Первая охота (Сон второй: «Марта и вепрь»)

Марта тихо сидела у костра. Мужчины, разгорячённые напитками и предстоящей охотой, перебивая друг друга, травили охотничьи байки. Отец Эрика, огромный, красный, размахивая руками, выкрикивал:

– Я первый раз тогда на кабана ходил, пацан совсем. Выдали ружьецо – двустволку курковую с горизонтальным боем, древнюю, от деда Мазая, указали, где встать. Место дохлое. Кто ж на хорошее место новичка поставит?

– Ну и?

– Ну. Залез на пень. Стою – скучаю. Там уже пальба идет. Смотрю, на меня кабанище прет. Я из левого ствола – бац! Осечка. Из правого бац – осечка. В голове пусто и большими буквами «Амбец!» – как на бегущей строке. Перезарядиться не успеваю. Курки взвел, из двух стволов «Ба-бах!» Кабан копытцами в воздухе брыкнул и у пня свалился. А я соскочил на землю, вокруг туши бегаю и пинаю, пинаю: «Что взял, сволочь!?» Тут ко мне кто-то из старших бежит, орёт: «Дурак, назад!» Оттащил. Дрыну метровую подобрал, кабана около морды ткнул. Хрусть! Палка пополам. Он ещё живой был. Повезло…

Костер полыхал, подогревая эмоции. Кровавые отблески метались по лицам. «Что я здесь делаю, – подумала Марта. – Дичь какая-то. Диана-охотница выискалась». Покосилась на сидящего рядом мальчишку. – «Красив, как Антиной». – Спросила:

– Ты-то зачем здесь?

– Папа сказал, надо мужчиной становиться.

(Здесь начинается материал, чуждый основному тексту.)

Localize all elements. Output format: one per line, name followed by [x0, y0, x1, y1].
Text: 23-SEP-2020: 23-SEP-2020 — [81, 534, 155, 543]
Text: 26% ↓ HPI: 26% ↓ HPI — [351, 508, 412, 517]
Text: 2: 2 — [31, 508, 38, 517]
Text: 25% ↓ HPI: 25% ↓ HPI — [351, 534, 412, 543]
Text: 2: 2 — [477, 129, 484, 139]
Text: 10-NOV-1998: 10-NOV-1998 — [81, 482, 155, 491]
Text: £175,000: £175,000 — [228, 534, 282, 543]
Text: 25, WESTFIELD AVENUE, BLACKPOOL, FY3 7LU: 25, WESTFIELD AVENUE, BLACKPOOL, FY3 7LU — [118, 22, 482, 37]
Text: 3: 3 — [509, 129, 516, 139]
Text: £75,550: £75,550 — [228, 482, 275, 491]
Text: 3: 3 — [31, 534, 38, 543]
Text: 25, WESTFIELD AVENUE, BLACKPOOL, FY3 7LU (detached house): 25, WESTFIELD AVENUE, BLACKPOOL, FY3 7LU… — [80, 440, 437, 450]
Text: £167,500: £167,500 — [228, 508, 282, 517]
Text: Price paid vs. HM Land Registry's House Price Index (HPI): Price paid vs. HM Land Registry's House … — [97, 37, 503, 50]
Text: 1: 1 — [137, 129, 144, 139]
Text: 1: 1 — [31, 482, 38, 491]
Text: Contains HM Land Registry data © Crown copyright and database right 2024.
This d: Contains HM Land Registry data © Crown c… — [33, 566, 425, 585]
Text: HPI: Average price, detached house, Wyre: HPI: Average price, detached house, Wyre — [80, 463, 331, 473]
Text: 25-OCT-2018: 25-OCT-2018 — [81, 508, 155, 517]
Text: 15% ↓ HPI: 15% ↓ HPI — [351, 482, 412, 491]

Охота – занятие сильных и смелых. А Вы почему?

– Муж решил доказать, что на самом деле на охоту выезжает.

– Вам нравится?

– Сам-то как думаешь?

– Да-а…, – вздохнул Эрик.

Женщина и юноша посмотрели друг на друга, тихо сдвинули кружки с круто заваренным душистым чаем. Эрик смущённо вытащил из кармана карамельки:

– Угощайтесь.

– Спасибо, – «Клубника со сливками». Забавно. Мои любимые. Были. Давно». – А у меня сухарики есть.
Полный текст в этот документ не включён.